In situations when human mascots squared off against other human mascots I tried to use logic. Cowboys should be able to destroy ordinary Cavaliers and Musketeers because of historical context… Cowboys are more likely to break the rules and win by any means necessary where as Cavaliers and Musketeers are from a more regal time.

5. Large Animals vs. Fast vs. Electricity

When it came to large brutish animals vs speedy lean animals I sided with speed. However in the case of the Shockers vs the Longhorns I felt the size of the Longhorns could outlast a shocking.

6. What the Hell is a _______

Last year we discovered what a Chanticleer was… essentially group of singers (though I still maintain they should have gone with the rooster from Rockadoodledoo (autowin). This year we had another host of WTF moments. Here are some discoveries: Hoosier = someone from Indiana… seriously thats all it is… it’s like the anti trump card. Boilermaker = an engineer sort who makes boilers… seriously Indiana get your shit together. Aggies = someone who works in agriculture = lameeeeeeeeee. Crimson = a color = disqualified. Blazer = Dragon of some sort… but really who knows.

7. The Ultimate What the Eff Moment…

Ok so I’ve been wondering about what a Tar Heel really was for a while… here’s an excerpt from the official UNC athletics page:

Our nickname, which also applies to North Carolina citizens, has at least two possible origins. One story hails back to the Revolutionary War and the troops of British General Cornwallis. After fording a river in eastern North Carolina, the British troops discovered their feet covered with tar, a product of North Carolina’s abundant pine trees and one of the state’s most important exports at the time. Some say the clever North Carolinians dumped it in the river to slow down the invading army. The British were said to have observed that if you waded in North Carolina rivers, you would get tar on your heels.

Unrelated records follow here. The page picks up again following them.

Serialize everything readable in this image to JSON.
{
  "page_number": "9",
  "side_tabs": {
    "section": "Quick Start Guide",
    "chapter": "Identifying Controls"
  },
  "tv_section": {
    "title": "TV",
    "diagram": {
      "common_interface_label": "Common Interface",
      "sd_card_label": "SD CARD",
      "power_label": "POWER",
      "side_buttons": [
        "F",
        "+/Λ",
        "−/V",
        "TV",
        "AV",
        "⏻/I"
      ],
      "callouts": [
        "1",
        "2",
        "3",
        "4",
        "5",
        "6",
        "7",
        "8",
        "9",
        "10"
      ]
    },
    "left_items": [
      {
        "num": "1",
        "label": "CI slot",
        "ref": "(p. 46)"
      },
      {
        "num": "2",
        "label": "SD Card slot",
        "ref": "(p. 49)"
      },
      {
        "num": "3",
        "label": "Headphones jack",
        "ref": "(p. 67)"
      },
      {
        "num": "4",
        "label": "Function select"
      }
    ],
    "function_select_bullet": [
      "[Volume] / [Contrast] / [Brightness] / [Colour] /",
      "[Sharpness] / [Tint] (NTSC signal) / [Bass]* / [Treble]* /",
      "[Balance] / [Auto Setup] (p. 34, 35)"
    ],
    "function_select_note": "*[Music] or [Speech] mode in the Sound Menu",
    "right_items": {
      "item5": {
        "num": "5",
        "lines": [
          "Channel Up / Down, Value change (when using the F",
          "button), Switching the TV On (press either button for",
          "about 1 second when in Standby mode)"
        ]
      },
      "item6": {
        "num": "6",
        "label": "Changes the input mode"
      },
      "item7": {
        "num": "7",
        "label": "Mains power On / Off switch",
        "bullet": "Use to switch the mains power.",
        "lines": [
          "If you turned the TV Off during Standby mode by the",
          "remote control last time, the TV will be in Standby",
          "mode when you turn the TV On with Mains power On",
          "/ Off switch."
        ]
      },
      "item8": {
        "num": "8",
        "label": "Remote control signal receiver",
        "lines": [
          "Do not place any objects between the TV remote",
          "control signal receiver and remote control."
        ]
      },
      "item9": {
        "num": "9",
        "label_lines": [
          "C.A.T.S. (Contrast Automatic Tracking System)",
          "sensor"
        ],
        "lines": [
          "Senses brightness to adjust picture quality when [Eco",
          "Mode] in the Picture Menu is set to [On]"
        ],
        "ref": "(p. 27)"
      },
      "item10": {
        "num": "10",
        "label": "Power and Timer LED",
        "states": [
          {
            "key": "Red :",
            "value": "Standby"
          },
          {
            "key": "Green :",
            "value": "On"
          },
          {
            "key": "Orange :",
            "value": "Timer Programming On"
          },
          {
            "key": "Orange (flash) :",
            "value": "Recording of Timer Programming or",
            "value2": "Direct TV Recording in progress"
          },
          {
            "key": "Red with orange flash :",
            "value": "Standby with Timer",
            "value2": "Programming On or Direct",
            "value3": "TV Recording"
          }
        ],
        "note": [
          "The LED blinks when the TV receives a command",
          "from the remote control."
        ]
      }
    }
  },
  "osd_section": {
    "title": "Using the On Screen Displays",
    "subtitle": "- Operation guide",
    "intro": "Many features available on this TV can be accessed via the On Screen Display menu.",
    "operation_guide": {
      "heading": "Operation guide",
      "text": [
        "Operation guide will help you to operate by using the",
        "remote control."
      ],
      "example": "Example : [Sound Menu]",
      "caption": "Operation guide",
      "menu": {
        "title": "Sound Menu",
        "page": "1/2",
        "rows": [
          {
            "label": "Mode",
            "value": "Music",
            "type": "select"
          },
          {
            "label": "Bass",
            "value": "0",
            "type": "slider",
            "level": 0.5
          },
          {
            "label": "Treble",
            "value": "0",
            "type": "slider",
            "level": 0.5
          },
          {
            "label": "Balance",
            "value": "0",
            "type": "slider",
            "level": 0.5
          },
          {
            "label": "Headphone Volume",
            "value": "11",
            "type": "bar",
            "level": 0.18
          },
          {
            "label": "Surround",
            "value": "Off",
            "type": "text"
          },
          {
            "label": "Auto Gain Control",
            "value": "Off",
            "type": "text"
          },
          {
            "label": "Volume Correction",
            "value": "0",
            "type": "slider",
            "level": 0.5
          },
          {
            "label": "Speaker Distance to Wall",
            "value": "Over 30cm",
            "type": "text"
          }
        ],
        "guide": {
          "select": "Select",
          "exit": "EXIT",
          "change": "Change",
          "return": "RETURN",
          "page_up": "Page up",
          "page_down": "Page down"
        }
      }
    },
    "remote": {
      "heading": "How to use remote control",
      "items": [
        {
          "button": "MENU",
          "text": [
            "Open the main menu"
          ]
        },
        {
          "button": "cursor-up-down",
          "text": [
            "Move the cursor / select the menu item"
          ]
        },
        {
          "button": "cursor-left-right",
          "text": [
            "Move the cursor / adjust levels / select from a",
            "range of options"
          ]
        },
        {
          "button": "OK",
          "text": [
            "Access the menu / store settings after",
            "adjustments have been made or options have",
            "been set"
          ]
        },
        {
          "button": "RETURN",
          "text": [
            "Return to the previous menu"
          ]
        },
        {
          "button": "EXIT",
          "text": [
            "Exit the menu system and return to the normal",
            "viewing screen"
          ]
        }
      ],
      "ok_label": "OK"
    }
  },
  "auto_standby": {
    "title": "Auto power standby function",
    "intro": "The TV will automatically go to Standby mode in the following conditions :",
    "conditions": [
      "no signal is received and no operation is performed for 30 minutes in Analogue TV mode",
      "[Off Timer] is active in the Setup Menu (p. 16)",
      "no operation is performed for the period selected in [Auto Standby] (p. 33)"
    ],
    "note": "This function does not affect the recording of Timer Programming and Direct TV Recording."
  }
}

Another story comes from the Civil War. A group of North Carolina soldiers scolded their comrades for leaving the battlefield when things got tough. The soldiers threatened to stick tar on the heels of the retreating soldiers to help them stay in the battle. General Robert E. Lee is said to have commented “God bless the Tar Heel boys!” Whatever the reason for the moniker, our students and sports teams have long worn it with pride.

So UNC your mascot either represents Brits who got their feet tarred up or deserts. Are you sure your academics scandal only stems back 18 years ago?

8. That Match Tho…

Ok there were some really bizarre/weak match ups this year including: Jayhawks vs. Aggies… since Aggies are just agriculture folk, I had to give the rare upset to the Jayhawks. Tar Heels vs Crimson- Deserters vs a color. This was such an insane matchup but since Harvard is just a color that represents their student body I have to give the Tar Heels the unbelievable advancement. Rams vs Buckeyes, and really Buckeyes vs. the field…. the Buckeye is a poisonous plant/seed so I tried to decide if an animal would actually eat it and die… the answer for the first three rounds was yes, but once they took on a human, their Cinderella story ended. Cardinals vs Anteater. Can you believe UC Irvine’s mascot is actually the anteater? Oh wait, yes I can.

9. The Championship

Wildcats vs. Blazers- As I established earlier, I discovered that the UAB Mascot was a Blazer which loosely translates to a Dragon and who the hell beats a mo fuggin dragon?! I’ll tell you who… the UNIVERSITY OF KENTUCKY WILDCATS! This is where the game ends. Event in a mascot death match this Kentucky basketball team is so damn good that they can tame dragons. Yes I broke all the rules but I also made them. So deal with it… C-A-T-S CATS CATS CATS! Hang banner #9! LEGGO!